What, then, is my takeaway three decades later?

The clergy abuse crisis stemmed from structural mendacity, institutionalized lying. The celibate culture accustomed to forgiving clerics' sexual secrets with adults extended the tolerance to abuse of children. Bishop Joseph Imesch of Joliet, Ill., said it best in a 1985 deposition concerning a Michigan priest who had done six months in jail. The victim's attorney asked about the penalty for a cleric who violates his promise of celibacy.

Imesch: "Eternal hellfire. I -- you know, what's the penalty? Put in that I laughed."

"At the question or the answer?"

"There is no penalty. The penalty -- that's the moral failing or fault with the person."
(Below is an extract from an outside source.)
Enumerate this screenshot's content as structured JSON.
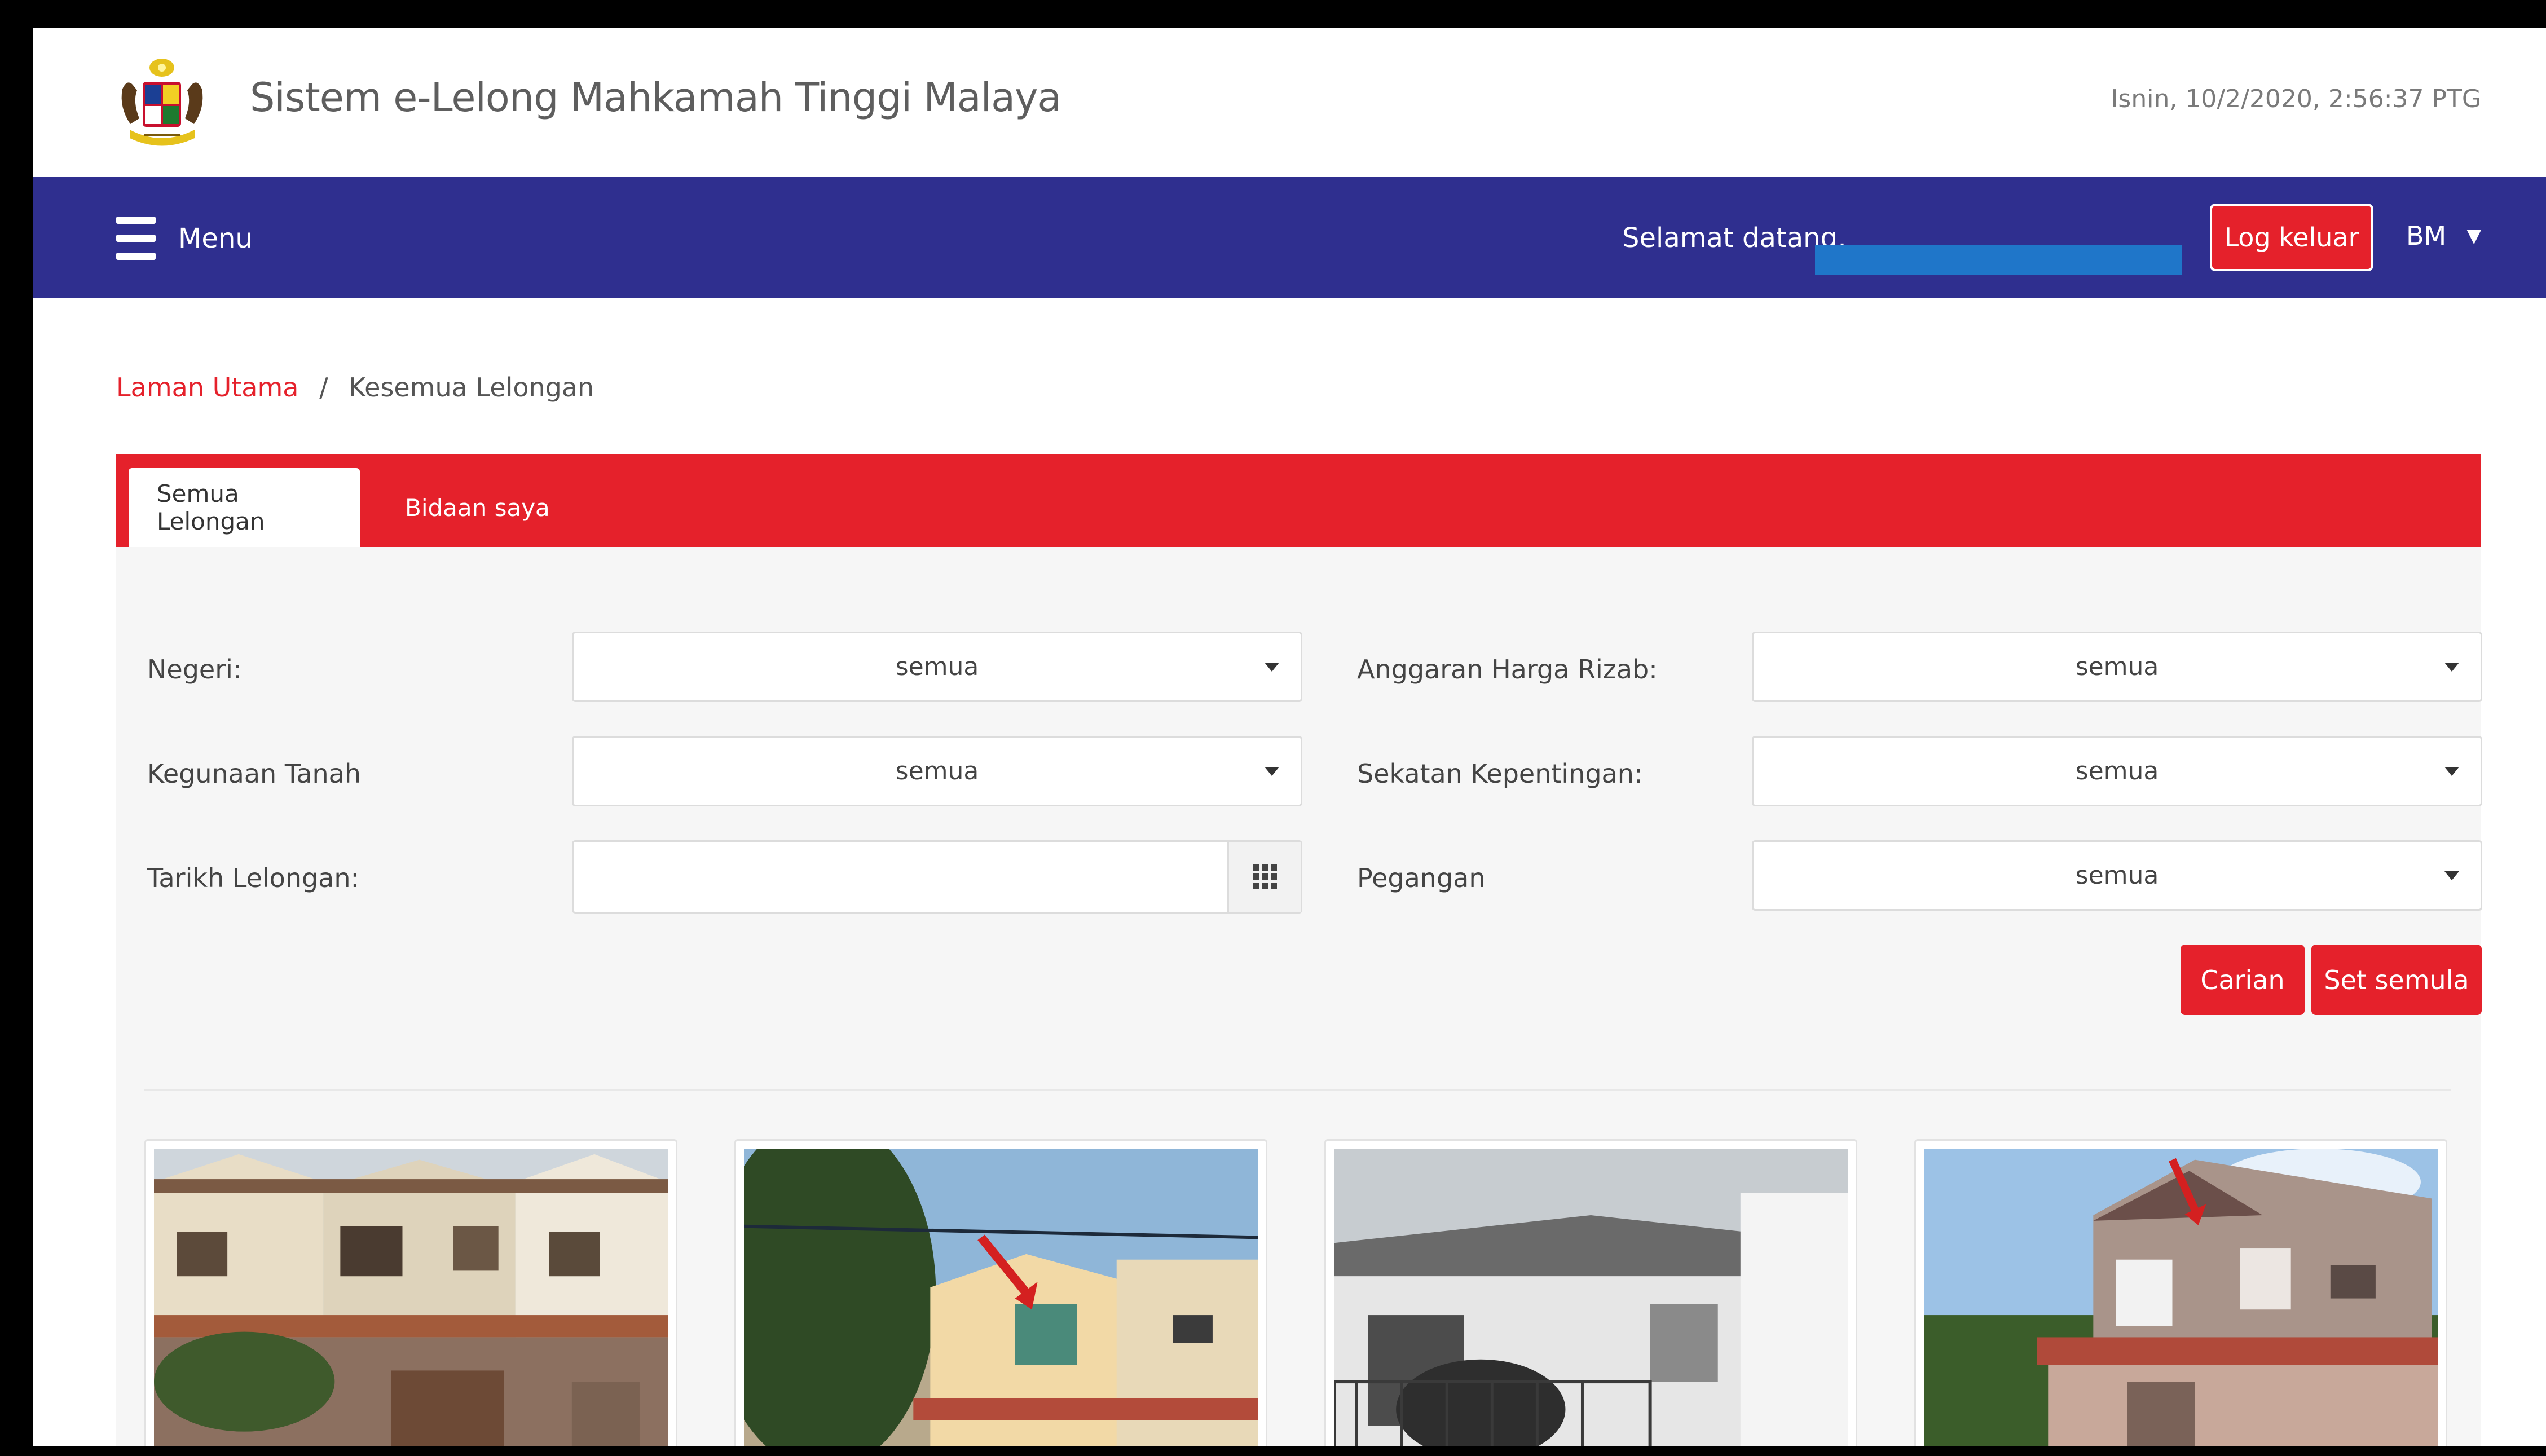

In Lafayette, the church as a monarchical form of government clashed with two pillars of democracy, the court system and a free press. That story multiplied across the media grid in years to come. The lesson of Lafayette is that without a strong press, church officials will always be tempted to hide behind secrecy and wait for the bad news to blow away.

[Jason Berry, author of Render Unto Rome: The Secret Life of Money in the Catholic Church, writes from New Orleans.]

A version of this story appeared in the July 3-16, 2015 print issue under the headline: A strong press is the Lafayette lesson.